A walkie-talkie (more formally known as a handheld transceiver, or HT) is a hand-held, portable, two-way radio transceiver. Its development during the Second World War has been variously credited to Donald L. Hings, radio engineer Alfred J. Gross, and engineering teams at Motorola. First used for infantry, similar designs were created for field artillery and tank units, and after the war, walkie-talkies spread to public safety and eventually commercial and jobsite work.
Typical walkie-talkies resemble a telephone handset, with a speaker built into one end and a microphone in the other (in some devices the speaker also is used as the microphone) and an antenna mounted on the top of the unit. They are held up to the face to talk. A walkie-talkie is a half-duplex communication device; multiple walkie-talkies use a single radio channel, and only one radio on the channel can transmit at a time, although any number can listen. The transceiver is normally in receive mode; when the user wants to talk he presses a "push-to-talk" (PTT) button that turns off the receiver and turns on the transmitter.
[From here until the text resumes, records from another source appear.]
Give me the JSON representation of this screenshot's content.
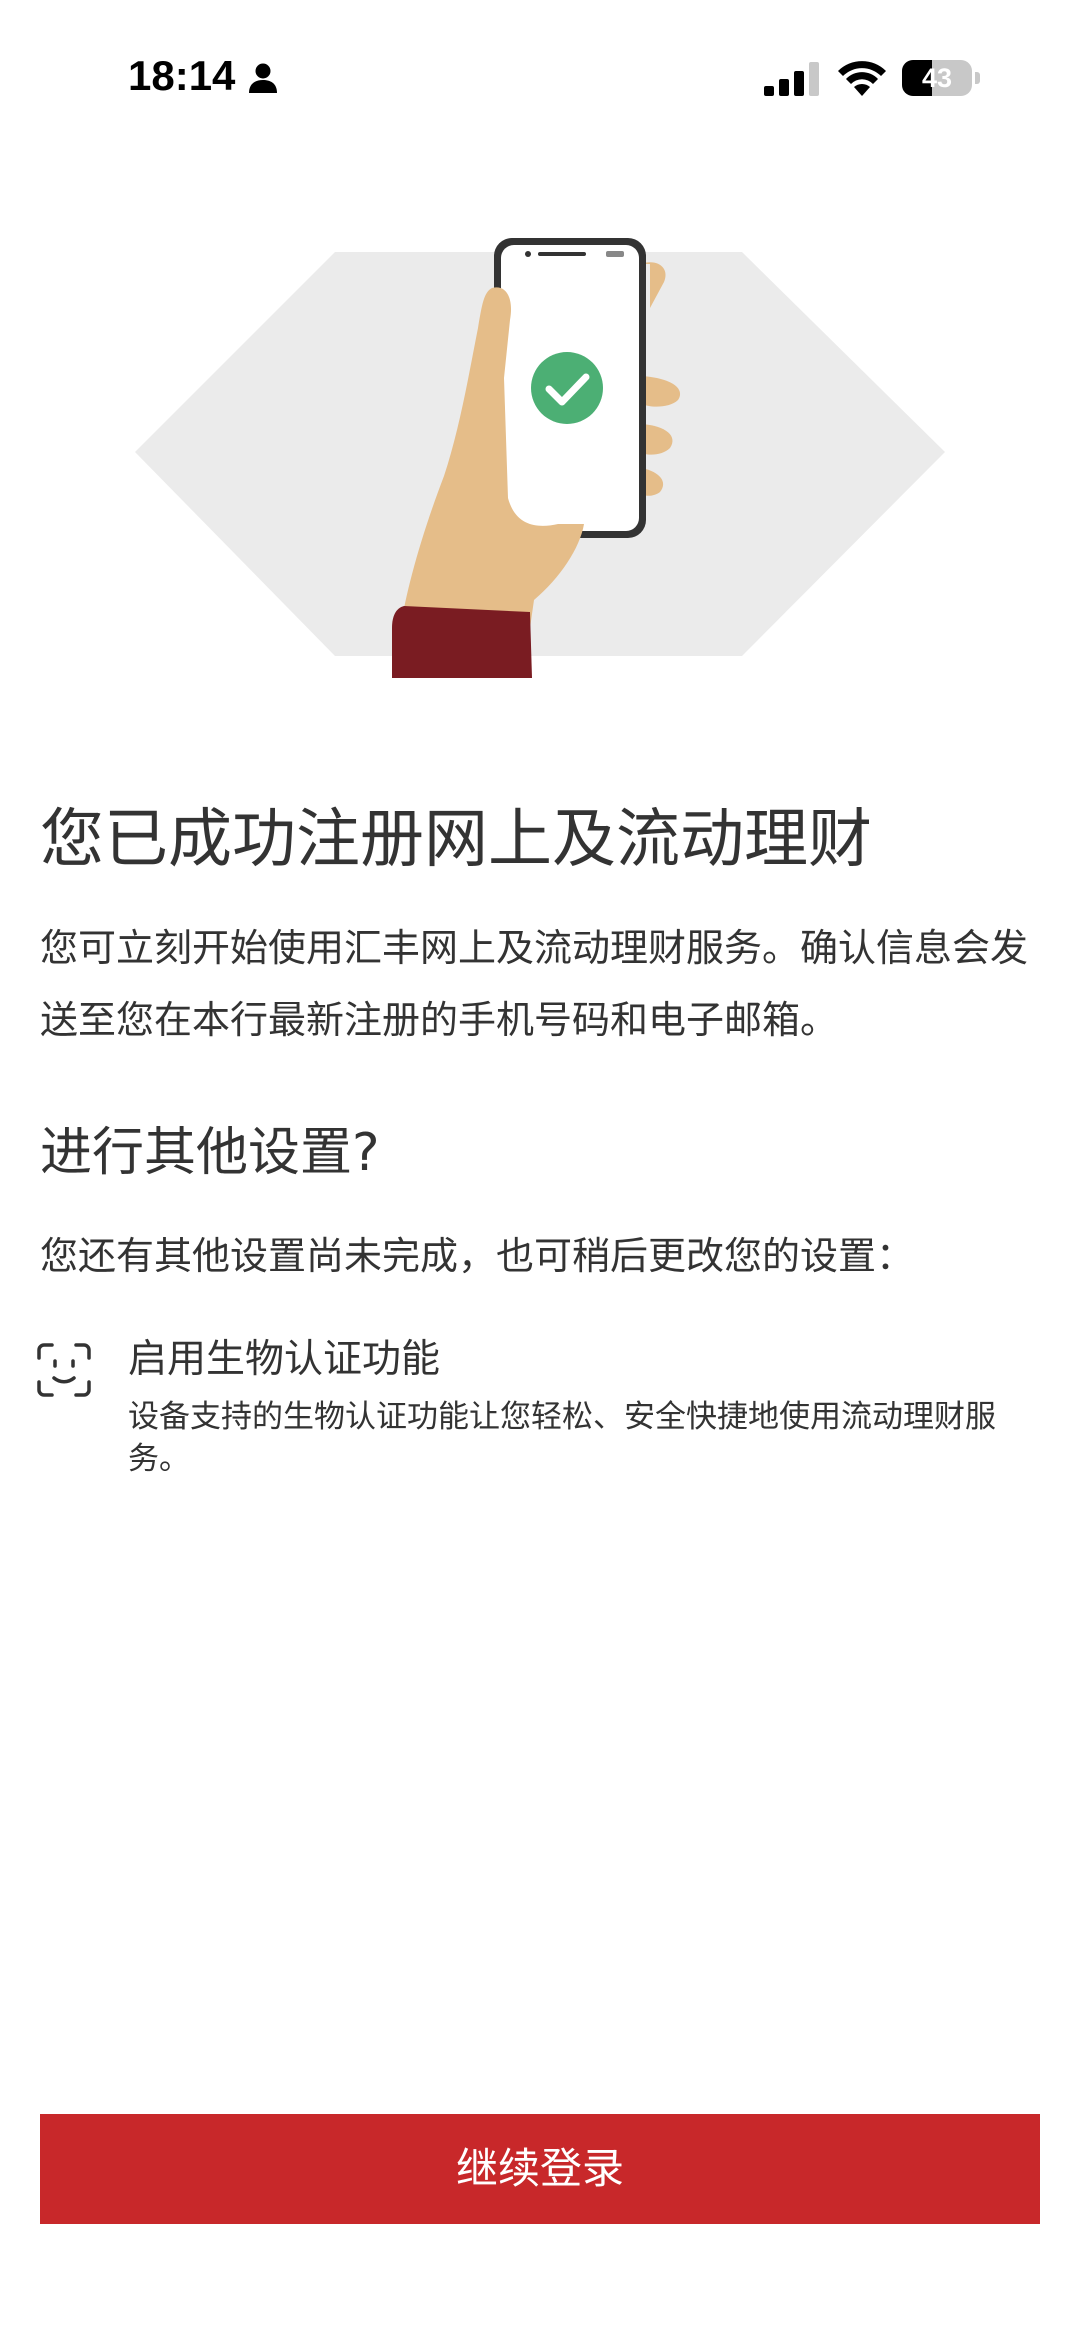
{
  "status_bar": {
    "time": "18:14",
    "battery_level": "43",
    "battery_fraction": 0.43,
    "icons": [
      "person-icon",
      "signal-icon",
      "wifi-icon",
      "battery-icon"
    ]
  },
  "illustration": {
    "description_icon": "phone-with-checkmark-illustration",
    "check_color": "#4caf74",
    "sleeve_color": "#7a1c22",
    "hand_color": "#e5bd89",
    "hexagon_color": "#ebebeb"
  },
  "main": {
    "title": "您已成功注册网上及流动理财",
    "description": "您可立刻开始使用汇丰网上及流动理财服务。确认信息会发送至您在本行最新注册的手机号码和电子邮箱。",
    "section_title": "进行其他设置?",
    "section_description": "您还有其他设置尚未完成，也可稍后更改您的设置：",
    "biometric": {
      "icon": "face-id-icon",
      "title": "启用生物认证功能",
      "description": "设备支持的生物认证功能让您轻松、安全快捷地使用流动理财服务。"
    }
  },
  "footer": {
    "continue_label": "继续登录",
    "button_color": "#c8282a"
  }
}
The walkie-talkie was developed by the US military during World War 2. The first radio transceiver to be widely nicknamed "Walkie-Talkie" was the backpacked Motorola SCR-300, created by an engineering team in 1940 at the Galvin Manufacturing Company (fore-runner of Motorola). The team consisted of Dan Noble, who conceived of the design using frequency modulation; Henryk Magnuski, who was the principal RF engineer; Marion Bond; Lloyd Morris; and Bill Vogel.